Anayasa Mahkemesinin verdiği karar sonucunda, nöbetçi İstanbul 18. Ağır Ceza Mahkemesine tahliye talebinde bulunan İlker Başbuğ'un İstanbul 20. Ağır Ceza Mahkemesi tarafından tahliye edildiği belirtilen dilekçede, bu karar emsal alınarak nöbetçi mahkemeye tahliye talepli dilekçeler sunulduğu ve Tuncay Özkan'ın da İstanbul 21. Ağır Ceza Mahkemesi tarafından 10 Mart'ta tahliye edildiği hatırlatıldı.

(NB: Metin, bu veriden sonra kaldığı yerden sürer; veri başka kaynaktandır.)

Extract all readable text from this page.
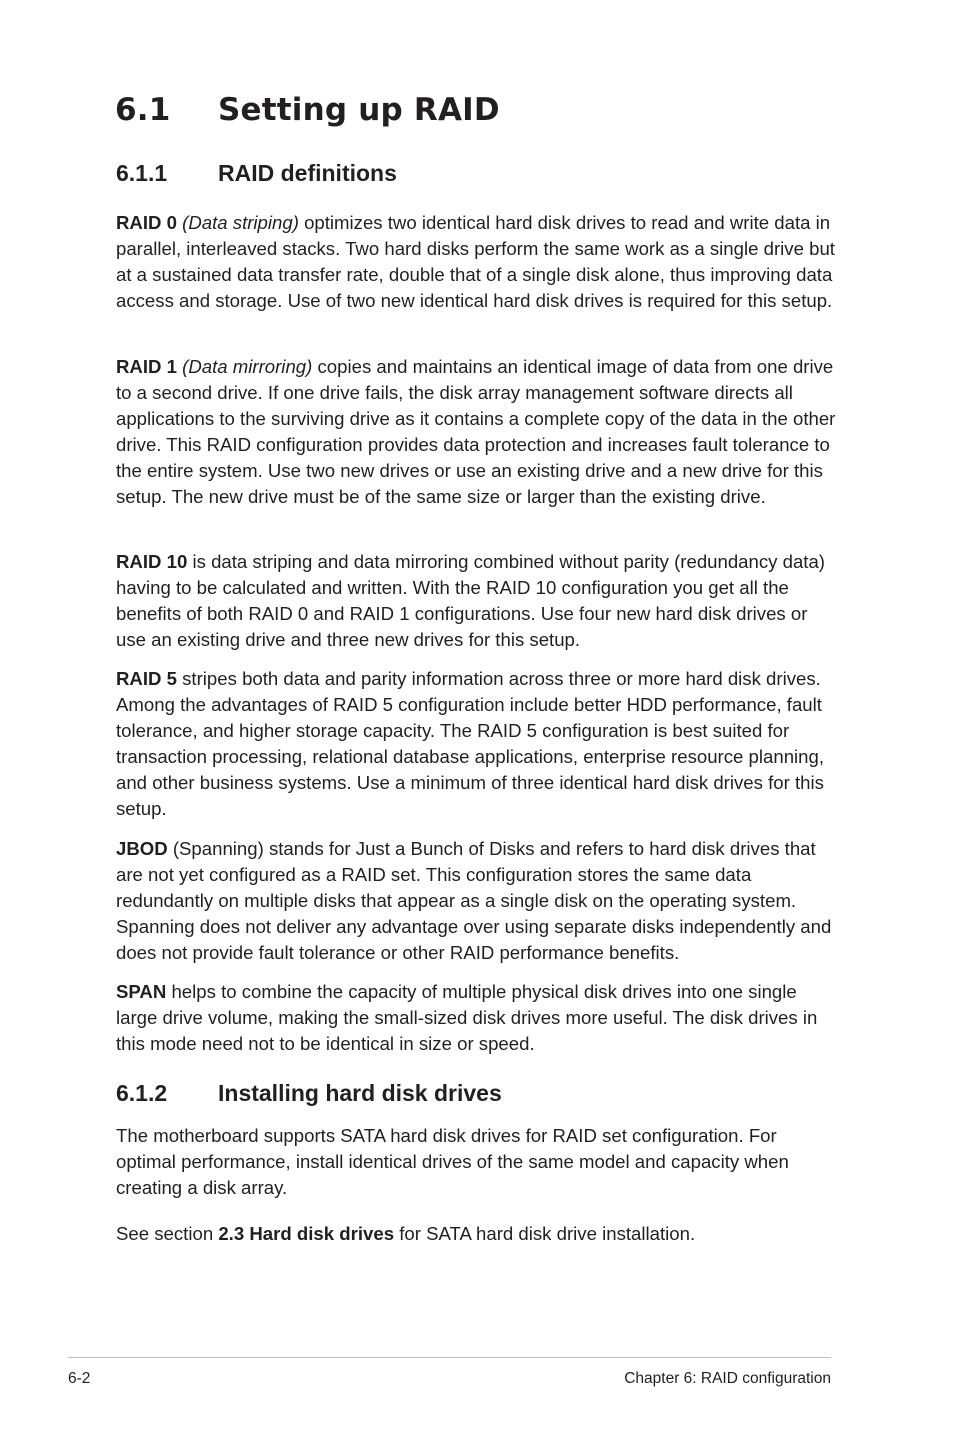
6.1 Setting up RAID
6.1.1 RAID definitions

RAID 0 (Data striping) optimizes two identical hard disk drives to read and write data in parallel, interleaved stacks. Two hard disks perform the same work as a single drive but at a sustained data transfer rate, double that of a single disk alone, thus improving data access and storage. Use of two new identical hard disk drives is required for this setup.

RAID 1 (Data mirroring) copies and maintains an identical image of data from one drive to a second drive. If one drive fails, the disk array management software directs all applications to the surviving drive as it contains a complete copy of the data in the other drive. This RAID configuration provides data protection and increases fault tolerance to the entire system. Use two new drives or use an existing drive and a new drive for this setup. The new drive must be of the same size or larger than the existing drive.

RAID 10 is data striping and data mirroring combined without parity (redundancy data) having to be calculated and written. With the RAID 10 configuration you get all the benefits of both RAID 0 and RAID 1 configurations. Use four new hard disk drives or use an existing drive and three new drives for this setup.

RAID 5 stripes both data and parity information across three or more hard disk drives. Among the advantages of RAID 5 configuration include better HDD performance, fault tolerance, and higher storage capacity. The RAID 5 configuration is best suited for transaction processing, relational database applications, enterprise resource planning, and other business systems. Use a minimum of three identical hard disk drives for this setup.

JBOD (Spanning) stands for Just a Bunch of Disks and refers to hard disk drives that are not yet configured as a RAID set. This configuration stores the same data redundantly on multiple disks that appear as a single disk on the operating system. Spanning does not deliver any advantage over using separate disks independently and does not provide fault tolerance or other RAID performance benefits.

SPAN helps to combine the capacity of multiple physical disk drives into one single large drive volume, making the small-sized disk drives more useful. The disk drives in this mode need not to be identical in size or speed.

6.1.2 Installing hard disk drives

The motherboard supports SATA hard disk drives for RAID set configuration. For optimal performance, install identical drives of the same model and capacity when creating a disk array.

See section 2.3 Hard disk drives for SATA hard disk drive installation.

6-2	Chapter 6: RAID configuration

Dilekçede, nöbetçi mahkemelerin tahliye talepli dilekçeleri değerlendirmesine rağmen, İstanbul 13. Ağır Ceza Mahkemesinin tahliye kararlarının önüne geçmek için 10 Mart tarihli bir kararla dosya kapsamında tutuklu bulunan tüm sanıkların bu hallerinin devamına hükmettiği kaydedilerek, yeni yasaya göre bu kararın "yok hükmünde" olduğu ve nöbetçi mahkemelerde tahliye talepleri değerlendirilirken bu mahkeme yetkilileri tarafından basın mensuplarının adliyeye davet edilerek kararın dağıtılmasının adil yargılamayı etkilemeye teşebbüs suçunu oluşturduğu savunuldu.
"HAKİMLER TARAFSIZLIK VE BAĞIMSIZLIĞINI KAYBETTİ"

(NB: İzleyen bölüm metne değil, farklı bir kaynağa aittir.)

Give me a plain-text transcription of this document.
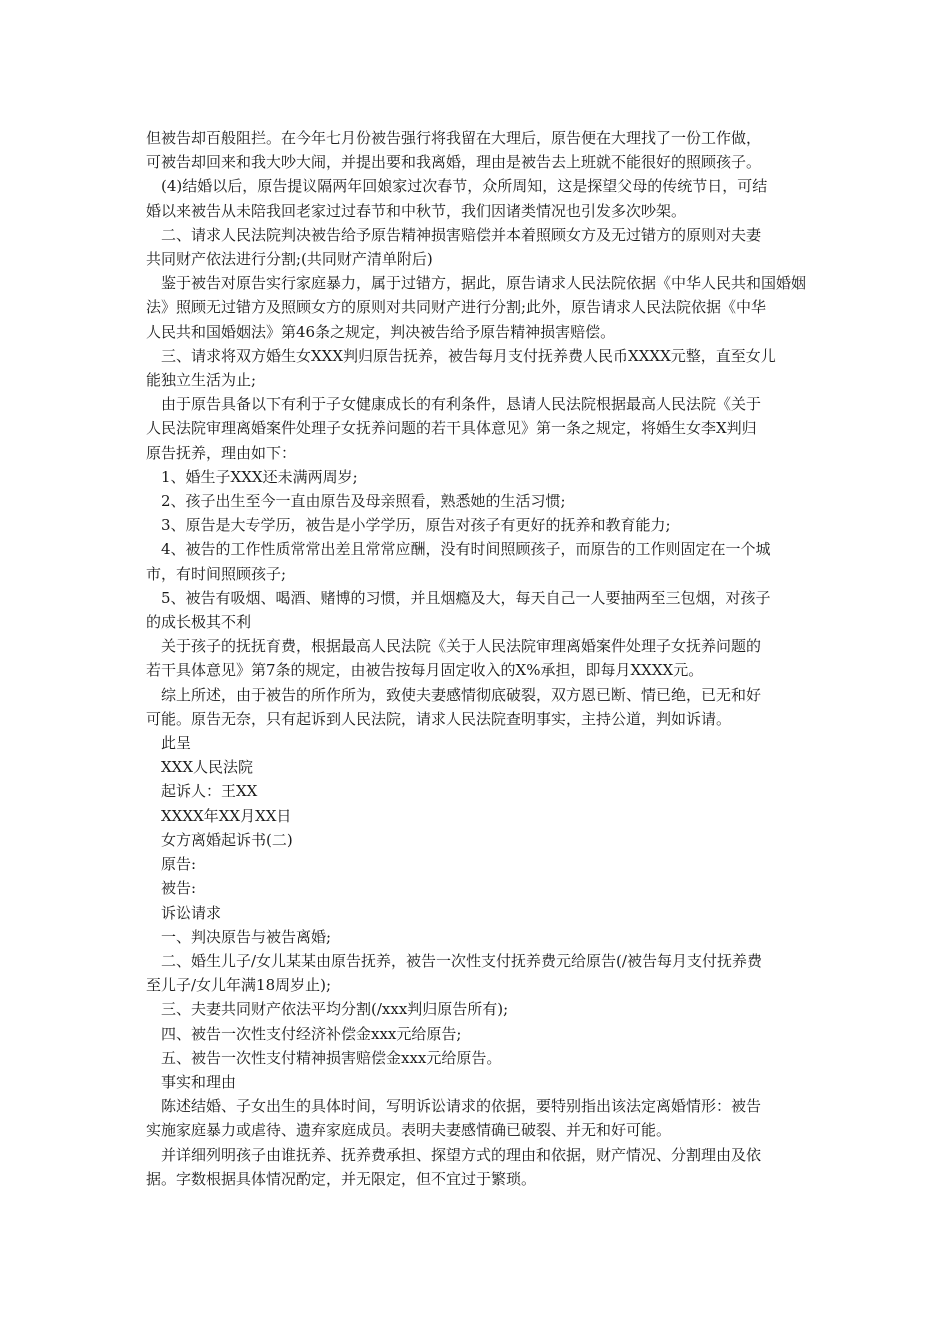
但被告却百般阻拦。在今年七月份被告强行将我留在大理后，原告便在大理找了一份工作做，

可被告却回来和我大吵大闹，并提出要和我离婚，理由是被告去上班就不能很好的照顾孩子。

(4)结婚以后，原告提议隔两年回娘家过次春节，众所周知，这是探望父母的传统节日，可结

婚以来被告从未陪我回老家过过春节和中秋节，我们因诸类情况也引发多次吵架。

二、请求人民法院判决被告给予原告精神损害赔偿并本着照顾女方及无过错方的原则对夫妻

共同财产依法进行分割;(共同财产清单附后)

鉴于被告对原告实行家庭暴力，属于过错方，据此，原告请求人民法院依据《中华人民共和国婚姻

法》照顾无过错方及照顾女方的原则对共同财产进行分割;此外，原告请求人民法院依据《中华

人民共和国婚姻法》第46条之规定，判决被告给予原告精神损害赔偿。

三、请求将双方婚生女XXX判归原告抚养，被告每月支付抚养费人民币XXXX元整，直至女儿

能独立生活为止;

由于原告具备以下有利于子女健康成长的有利条件，恳请人民法院根据最高人民法院《关于

人民法院审理离婚案件处理子女抚养问题的若干具体意见》第一条之规定，将婚生女李X判归

原告抚养，理由如下：

1、婚生子XXX还未满两周岁;

2、孩子出生至今一直由原告及母亲照看，熟悉她的生活习惯;

3、原告是大专学历，被告是小学学历，原告对孩子有更好的抚养和教育能力;

4、被告的工作性质常常出差且常常应酬，没有时间照顾孩子，而原告的工作则固定在一个城

市，有时间照顾孩子;

5、被告有吸烟、喝酒、赌博的习惯，并且烟瘾及大，每天自己一人要抽两至三包烟，对孩子

的成长极其不利

关于孩子的抚抚育费，根据最高人民法院《关于人民法院审理离婚案件处理子女抚养问题的

若干具体意见》第7条的规定，由被告按每月固定收入的X%承担，即每月XXXX元。

综上所述，由于被告的所作所为，致使夫妻感情彻底破裂，双方恩已断、情已绝，已无和好

可能。原告无奈，只有起诉到人民法院，请求人民法院查明事实，主持公道，判如诉请。

此呈

XXX人民法院

起诉人：王XX

XXXX年XX月XX日

女方离婚起诉书(二)

原告:

被告:

诉讼请求

一、判决原告与被告离婚;

二、婚生儿子/女儿某某由原告抚养，被告一次性支付抚养费元给原告(/被告每月支付抚养费

至儿子/女儿年满18周岁止);

三、夫妻共同财产依法平均分割(/xxx判归原告所有);

四、被告一次性支付经济补偿金xxx元给原告;

五、被告一次性支付精神损害赔偿金xxx元给原告。

事实和理由

陈述结婚、子女出生的具体时间，写明诉讼请求的依据，要特别指出该法定离婚情形：被告

实施家庭暴力或虐待、遗弃家庭成员。表明夫妻感情确已破裂、并无和好可能。

并详细列明孩子由谁抚养、抚养费承担、探望方式的理由和依据，财产情况、分割理由及依

据。字数根据具体情况酌定，并无限定，但不宜过于繁琐。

"İstanbul 13. Ağır Ceza Mahkemesinin kararında yazan
bazı hususlar, kararın altında imzaları bulunan hakimlerin
tarafsızlıklarını ve bağımsızlıklarını tamamıyla kaybettiklerini,
sanıklara ve müdafilerine karşı husumet beslediklerini açıkça
göstermektedir" ifadesi kullanılan dilekçede, kararda 1960
askeri darbesiyle ilgili verilen örneğin, saplantılı bir bakış
açısının ürünü olduğu da ileri sürüldü.
Yargılamayı yapan hakimlerin objektiflikten uzak, taraflı bir yaklaşım içine girdikleri, tarafsız olma ilkesine aykırı hareket ettikleri ve kararda belirttikleri, "özel yetikili mahkemelerin kaldırılmasının ancak Anayasa değişikiği ile mümkün olduğundan..." şeklindeki ifadeyle kendilerini TBMM'nin üstünde gören bir bakış açısına sahip oldukları savunulan dilekçede, "Anayasaya, kanunlara, hukukun genel ilkelerine ve insan haklarına aykırı karar ve uygulamalar gerçekleştiren istanbul 13. Ağır Ceza Mahkemesi Başkanı Hasan Hüseyin Özese ile üye hakimler Sedat Sami Haşiloğlu, Hüsnü Çalmuk, Ercan Fırat, Nihat Topal ve Mehmet Fatih Uslu hakkında soruşturma başlatılmasını talep ederiz" denildi.